Carlos Suaréz
Carlos Suaréz
Diretor-Adjunto, Victoria Seguros

A dicotomia da fiscalidade

27/10/2021

Ao auscultar a minha hemeroteca particular, não deixa de resultar curioso observar a dicotomia no entendimento duma das matérias chave no progresso da atividade da promoção e construção imobiliária privadas, i.e., a sua fiscalidade.

Por um lado, temos uma reivindicação transversal do setor da promoção e o investimento imobiliários: precisa-se duma legislação adequada em matéria de habitação (incluindo incentivos fiscais e ao investimento).
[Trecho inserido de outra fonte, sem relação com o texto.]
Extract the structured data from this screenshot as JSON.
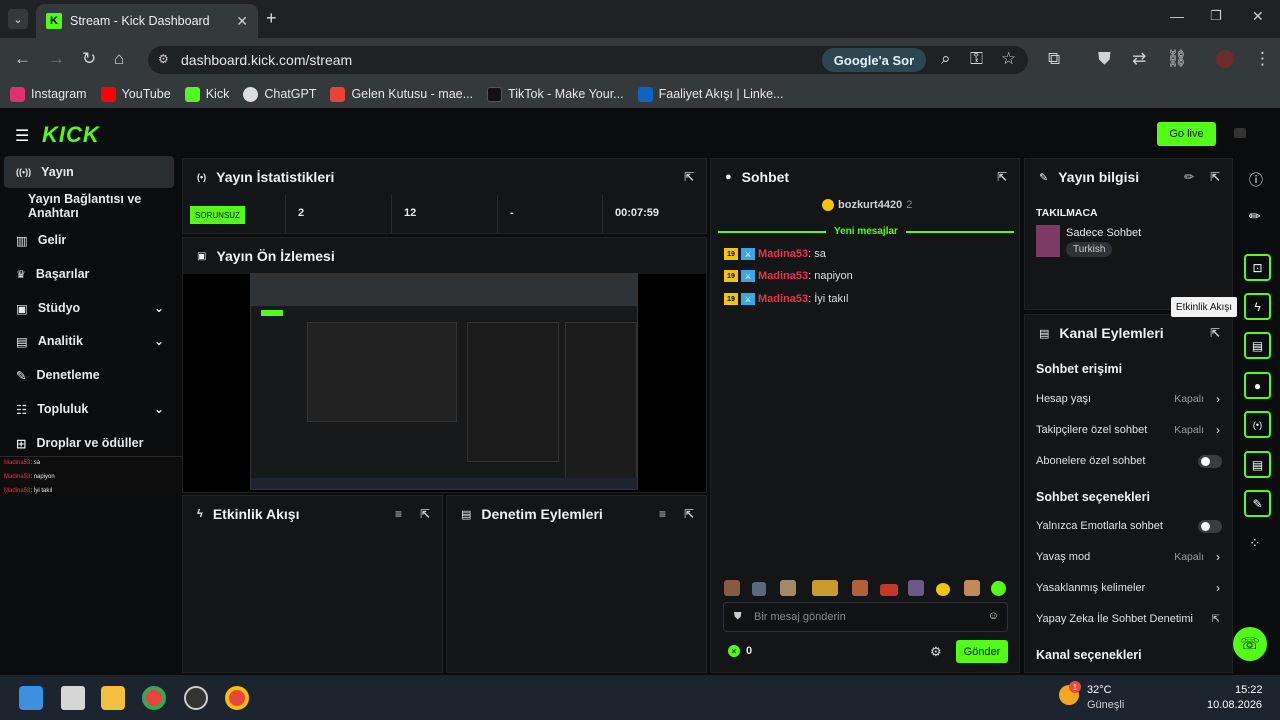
{
  "browser": {
    "tab_title": "Stream - Kick Dashboard",
    "tab_close": "✕",
    "new_tab": "+",
    "url": "dashboard.kick.com/stream",
    "google_ask": "Google'a Sor",
    "bookmarks": [
      {
        "label": "Instagram",
        "color": "#e1306c"
      },
      {
        "label": "YouTube",
        "color": "#ff0000"
      },
      {
        "label": "Kick",
        "color": "#53fc18"
      },
      {
        "label": "ChatGPT",
        "color": "#dddddd"
      },
      {
        "label": "Gelen Kutusu - mae...",
        "color": "#ea4335"
      },
      {
        "label": "TikTok - Make Your...",
        "color": "#111111"
      },
      {
        "label": "Faaliyet Akışı | Linke...",
        "color": "#0a66c2"
      }
    ]
  },
  "kick": {
    "logo": "KICK",
    "go_live": "Go live"
  },
  "sidebar": {
    "items": [
      {
        "label": "Yayın",
        "icon": "broadcast-icon",
        "glyph": "((•))"
      },
      {
        "label": "Yayın Bağlantısı ve Anahtarı",
        "icon": "",
        "glyph": ""
      },
      {
        "label": "Gelir",
        "icon": "chart-icon",
        "glyph": "▥"
      },
      {
        "label": "Başarılar",
        "icon": "trophy-icon",
        "glyph": "🏆"
      },
      {
        "label": "Stüdyo",
        "icon": "studio-icon",
        "glyph": "▣"
      },
      {
        "label": "Analitik",
        "icon": "analytics-icon",
        "glyph": "▤"
      },
      {
        "label": "Denetleme",
        "icon": "wrench-icon",
        "glyph": "🔧"
      },
      {
        "label": "Topluluk",
        "icon": "community-icon",
        "glyph": "👥"
      },
      {
        "label": "Droplar ve ödüller",
        "icon": "gift-icon",
        "glyph": "🎁"
      }
    ],
    "overlay_chat": [
      {
        "name": "Madina53",
        "text": "sa"
      },
      {
        "name": "Madina53",
        "text": "napiyon"
      },
      {
        "name": "Madina53",
        "text": "İyi takıl"
      }
    ]
  },
  "stats": {
    "title": "Yayın İstatistikleri",
    "status_badge": "SORUNSUZ",
    "values": [
      "2",
      "12",
      "-",
      "00:07:59"
    ]
  },
  "preview": {
    "title": "Yayın Ön İzlemesi"
  },
  "activity": {
    "title": "Etkinlik Akışı"
  },
  "moderation": {
    "title": "Denetim Eylemleri"
  },
  "chat": {
    "title": "Sohbet",
    "pinned_user": "bozkurt4420",
    "pinned_count": "2",
    "new_messages": "Yeni mesajlar",
    "messages": [
      {
        "badge": "19",
        "name": "Madina53",
        "text": ": sa"
      },
      {
        "badge": "19",
        "name": "Madina53",
        "text": ": napiyon"
      },
      {
        "badge": "19",
        "name": "Madina53",
        "text": ": İyi takıl"
      }
    ],
    "input_placeholder": "Bir mesaj gönderin",
    "viewer_count": "0",
    "send_label": "Gönder"
  },
  "stream_info": {
    "title": "Yayın bilgisi",
    "stream_title": "TAKILMACA",
    "category": "Sadece Sohbet",
    "language_tag": "Turkish"
  },
  "channel_actions": {
    "title": "Kanal Eylemleri",
    "chat_access": "Sohbet erişimi",
    "account_age": "Hesap yaşı",
    "followers_only": "Takipçilere özel sohbet",
    "subscribers_only": "Abonelere özel sohbet",
    "chat_options": "Sohbet seçenekleri",
    "emotes_only": "Yalnızca Emotlarla sohbet",
    "slow_mode": "Yavaş mod",
    "banned_words": "Yasaklanmış kelimeler",
    "ai_moderation": "Yapay Zeka İle Sohbet Denetimi",
    "channel_options": "Kanal seçenekleri",
    "off_label": "Kapalı"
  },
  "rail": {
    "tooltip": "Etkinlik Akışı"
  },
  "taskbar": {
    "temperature": "32°C",
    "weather": "Güneşli",
    "time": "15:22",
    "date": "10.08.2026",
    "weather_badge": "1"
  }
}
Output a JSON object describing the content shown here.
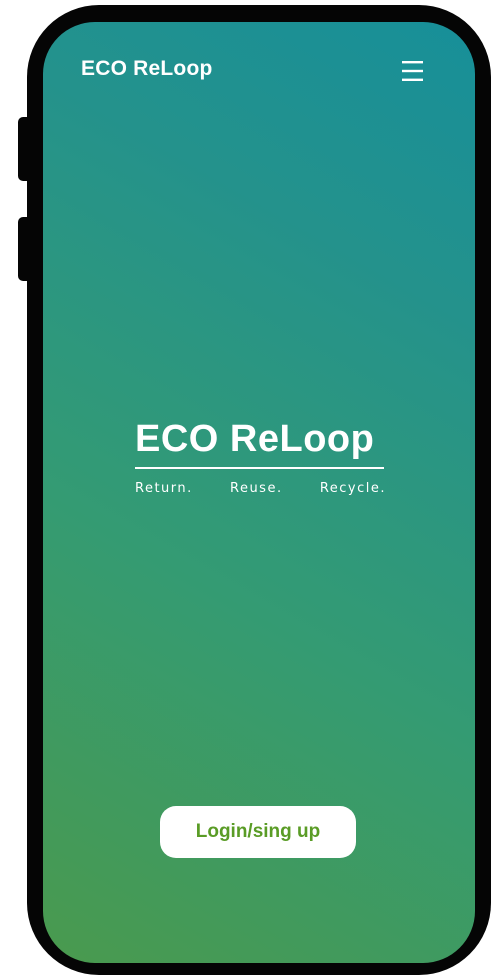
{
  "header": {
    "brand": "ECO ReLoop",
    "menu_icon": "hamburger-menu-icon"
  },
  "hero": {
    "logo_text": "ECO ReLoop",
    "tagline": [
      "Return.",
      "Reuse.",
      "Recycle."
    ]
  },
  "actions": {
    "login_label": "Login/sing up"
  },
  "colors": {
    "gradient_start": "#4a9a4e",
    "gradient_end": "#178f99",
    "button_text": "#5a9c26",
    "device_frame": "#050505"
  }
}
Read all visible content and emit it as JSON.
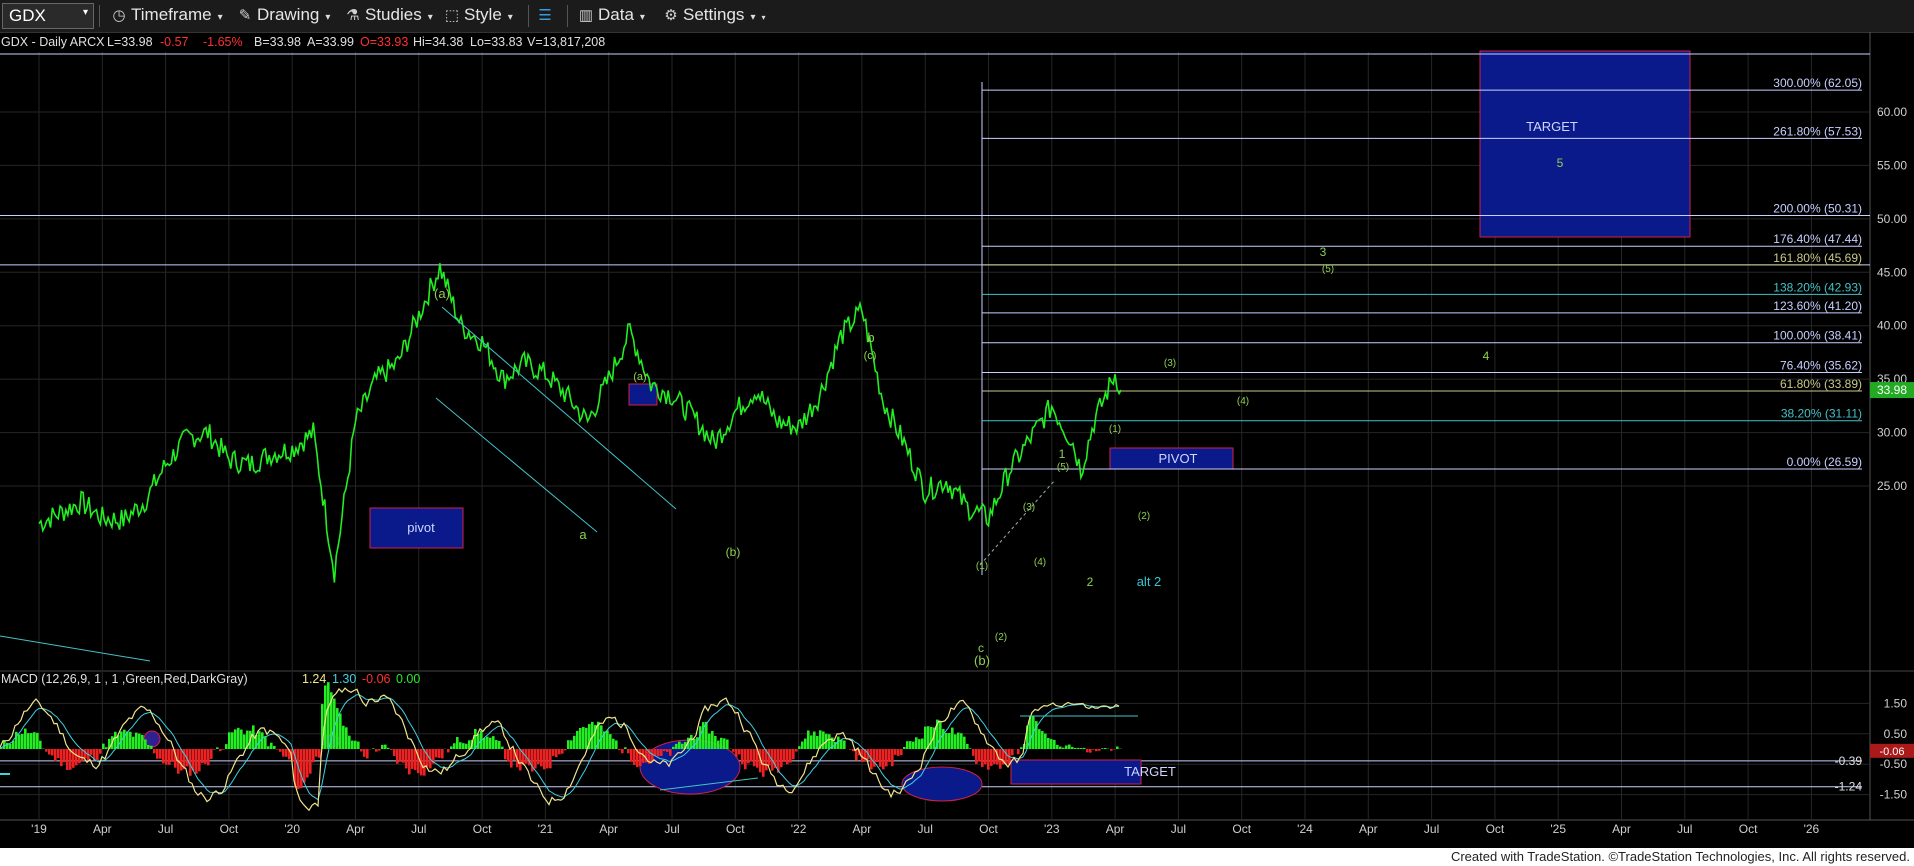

Com o intuito de implementar políticas efetivas capazes de enfrentar o desafio das carências habitacionais, passando pela imprescindível redução da carga fiscal (que, entre outras coisas, torna inviável a promoção de habitação acessível).

Por outro lado, temos declarações categóricas recentes, provenientes do ministério da tutela, que contrariam a afirmação anterior: “a redução da carga fiscal no setor da construção não é solução para baixar os preços das casas, nem tampouco, para aumentar a oferta, nomeadamente porque os operadores poderão não ser sensíveis às alterações introduzidas pelo fisco”.

Ora, quanto à primeira declaração : “a redução da carga fiscal no setor da construção não é solução para baixar os preços das casas”, parece-me razoável pensar que a incidência dos impostos é determinante na formação do preço final de qualquer bem, sendo certo que nenhum operador económico privado assumirá, como própria, a carga transmitida pela fazenda pública (à custa das suas margens), repercutindo-a, portanto, no consumidor final.

Tolerando a minha linha de raciocínio, dever-se-ia analisar, a seguir, a carga fiscal da atividade de construção nova em Portugal... para descobrir, sem surpresas, que é sustentáculo de impostos diretos e indiretos em qualquer estádio do projeto imobiliário. A começar pelo IMT e o imposto de selo pagos na compra do terreno, seguido da liquidação do IVA em todas as fases subsequentes do desenvolvimento (já agora, não dedutível, apesar de ser um imposto indireto para os intervenientes no processo construtivo), até à tributação em sede de IRC.

Sabendo que o IVA no continente agrava a atividade de construção nova à taxa normal de 23%, e que essa carga não se pode deduzir, ou seja, representa um custo no processo construtivo; sabendo que o IMT, para um prédio urbano, acrescenta 6,5% ao seu valor de aquisição, poderá depreender-se que, no imobiliário, arrecada-se receita fiscal simultaneamente: no investimento; na posse; na venda e na compra … será que podemos afirmar que o preço da habitação não iria variar com a redução da carga fiscal?

Note-se que deixo de fora do quadro anterior o IMI, as taxas e licenças camarárias e a carga tributária para o comprador final… que, nalguns casos, significa, diretamente, dupla imposição.

Quanto à segunda declaração: “a redução da carga fiscal no setor da construção não iria aumentar a oferta de habitação”, julgo ser aplicável o método empírico, com base no rápido desenvolvimento do segmento da reabilitação urbana, nos últimos anos.

Encontro difícil ignorar que o pacote de benefícios fiscais aprovados no nosso país para esta subactividade (isenção de IMT e IMI, IVA a 6%, isenção ou redução em sede de IRC) tem incidido, diretamente, na dinamização extraordinária do investimento e o aumento progressivo do número de obras nos nossos centros urbanos, sem dúvida porque a atividade económica se tornou mais rentável e a aquisição e posse de imóveis menos onerosa.

De forma análoga, será assim tão despropositado pensar que a implementação de estímulos fiscais à construção nova (agravada, atualmente, quase quatro vezes mais que a reabilitação urbana, em termos de IVA) resultaria num aumento da oferta e procura nesse segmento, equilibrando, em simultâneo, as opções da procura na reabilitação?

Não posso alongar-me, por questões de espaço editorial, mas acredito que a política fiscal aplicada ao mercado imobiliário privado exerce uma influência direta no nível de oferta disponível para um determinado segmento – por mor da rendibilidade do investimento – e, seguramente, na formação do preço final da habitação, condicionando, iniludivelmente, o aumento do parque de habitação acessível.